So for the first time in my life, I actually feel compelled and/or ready to give Ulysses a go. I have had a copy for a few years, and it’s a very readable copy, just one without notes. So I have to make a decision about that: my current one is that I will see how it goes, and then as necessary I will look online for what I feel like I need to know. I am also ok with being a little awash in confusion and find anchor points wherever I can. Besides, if I enjoy the experience, I can always try it again better prepared. And so, it being about ten days before June 12th (Bloomsday, as it were), I am going to read some every day and try to finish it by or on the day in question.
Starting off: my copy begins not with a preview of the book or the writing really, but with the US court decision that lifted the ban from the publication in the US. The judge’s basic reasoning is: yes, it contains dirty words and ideas, but it’s for art, and that’s a noble purpose. But also, those who could be damaged by the words couldn’t possibly work their way to them because the book is so difficult to read, so whatever.
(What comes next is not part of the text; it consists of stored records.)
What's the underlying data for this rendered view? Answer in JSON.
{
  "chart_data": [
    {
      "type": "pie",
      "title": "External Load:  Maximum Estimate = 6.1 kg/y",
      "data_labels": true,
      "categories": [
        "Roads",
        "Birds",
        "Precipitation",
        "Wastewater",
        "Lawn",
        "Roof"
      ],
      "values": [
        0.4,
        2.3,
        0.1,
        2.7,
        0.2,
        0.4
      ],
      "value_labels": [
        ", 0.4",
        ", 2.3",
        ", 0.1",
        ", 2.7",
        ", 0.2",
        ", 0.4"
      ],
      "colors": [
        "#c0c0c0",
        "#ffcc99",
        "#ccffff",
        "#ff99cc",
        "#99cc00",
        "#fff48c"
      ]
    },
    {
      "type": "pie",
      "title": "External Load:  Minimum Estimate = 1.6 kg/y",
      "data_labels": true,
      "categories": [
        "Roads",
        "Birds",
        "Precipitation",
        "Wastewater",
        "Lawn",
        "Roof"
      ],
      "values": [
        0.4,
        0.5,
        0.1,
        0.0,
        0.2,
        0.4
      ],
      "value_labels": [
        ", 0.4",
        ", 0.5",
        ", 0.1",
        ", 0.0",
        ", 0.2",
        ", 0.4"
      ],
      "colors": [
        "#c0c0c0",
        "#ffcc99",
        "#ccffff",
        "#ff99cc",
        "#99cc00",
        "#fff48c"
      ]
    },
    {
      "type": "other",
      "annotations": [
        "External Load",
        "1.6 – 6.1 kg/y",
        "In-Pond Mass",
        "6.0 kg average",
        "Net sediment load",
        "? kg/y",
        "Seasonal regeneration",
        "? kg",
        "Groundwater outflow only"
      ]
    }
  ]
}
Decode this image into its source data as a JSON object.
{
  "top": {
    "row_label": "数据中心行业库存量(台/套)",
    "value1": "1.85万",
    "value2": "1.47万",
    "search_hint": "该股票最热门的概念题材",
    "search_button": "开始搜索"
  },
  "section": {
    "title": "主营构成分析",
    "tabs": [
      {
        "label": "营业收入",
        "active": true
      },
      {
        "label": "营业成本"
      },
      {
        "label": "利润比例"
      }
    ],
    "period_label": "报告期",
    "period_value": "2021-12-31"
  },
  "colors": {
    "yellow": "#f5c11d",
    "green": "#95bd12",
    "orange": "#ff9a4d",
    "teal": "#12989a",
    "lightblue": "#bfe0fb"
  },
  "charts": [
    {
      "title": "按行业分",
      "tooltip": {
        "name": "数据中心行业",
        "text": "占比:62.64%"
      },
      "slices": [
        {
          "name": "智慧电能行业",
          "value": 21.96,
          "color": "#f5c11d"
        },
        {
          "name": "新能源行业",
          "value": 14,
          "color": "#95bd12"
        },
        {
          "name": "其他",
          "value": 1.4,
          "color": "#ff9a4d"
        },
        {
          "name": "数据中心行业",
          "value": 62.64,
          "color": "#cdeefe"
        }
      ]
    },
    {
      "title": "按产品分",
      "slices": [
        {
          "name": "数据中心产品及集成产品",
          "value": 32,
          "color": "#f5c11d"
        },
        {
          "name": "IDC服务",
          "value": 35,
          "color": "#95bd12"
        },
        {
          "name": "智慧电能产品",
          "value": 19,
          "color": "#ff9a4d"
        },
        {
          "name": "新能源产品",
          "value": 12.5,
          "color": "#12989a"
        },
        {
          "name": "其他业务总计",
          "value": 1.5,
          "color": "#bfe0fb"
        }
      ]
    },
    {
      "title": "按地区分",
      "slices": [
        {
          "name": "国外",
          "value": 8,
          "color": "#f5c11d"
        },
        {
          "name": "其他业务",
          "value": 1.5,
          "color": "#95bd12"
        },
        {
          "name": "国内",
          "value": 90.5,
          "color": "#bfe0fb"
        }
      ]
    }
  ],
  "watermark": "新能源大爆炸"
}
1/10: Then the novel begins with Stephen Dedalus and Buck Mulligan getting ready in the morning and working through their morning routine and entertaining a caller. From there, we switch over to our leads Leopold Bloom and Molly Bloom. The way I would describe the book so far in the first 75 pages (about 1/10th) is that it’s narration style in incredibly myopically focused. It’s very close in. So at the same time we’re getting the random musings that scroll through their heads, we’re also getting closeups of chewing and breathing and dirty thoughts and everything.
2/10:
This section of the book takes us out on the town as Bloom makes his way through various mundane daily errands as well as a significant event. He’s on his way to the post office when he runs into his wife’s lover, so that’s a kind of big deal…he doesn’t exactly know it, but he knows something. At the post office, he gets his own kind of love letter to sate him. Then, he makes his way to a funeral procession. As we close off, he’s in the newspaper office listening to all kinds of raucous backroom banter as he tries to place an ad.
3/10:
Off to lunch! Where among other things, the defensive local “intellectuals” argue about current and classical literature. This is a good moment to think about how this book is situated in time. In one sense, it seems absolutely timeless, as if it could have been written in the 1700s or the 1700s BCE….but it places itself squarely in the 20th century with a few references outside of itself. And yet, because it’s a “weighty classic” it still feels older than it is. It was written in my grandparents’ lifetime and so, this discussion particularly is making me think about that, as well as the novel’s very own sense of where it situates itself among the Aristotle, Shakespeare, Synge, and other writers it makes reference to. It’s that weird kind of way of how Ireland of all places feels both modern and Medieval up until the 1980s basically.
Ok, so like James Joyce, I am abandoning the format I began in order to write the review I wish to to finish up. I don’t know how I “feel” about this one, given the very fractured reading experience it gives you. It’s one that might be enticing to go back to at some point, but I don’t find it a very inviting text or one that I feel like is fun to inhabit. There’s fun moments, and there’s interesting moments, but as I said before, because I didn’t want to read three or more books as I read this one to make my way through it, this was my best go. At times, I skimmed, at times I rolled my eyes, and at times, I read carefully. But the final experiences eludes me some. I think what I would really be prepared to do now would be to read this for a class that spent a few weeks on it and required me to read it 2-3 more times.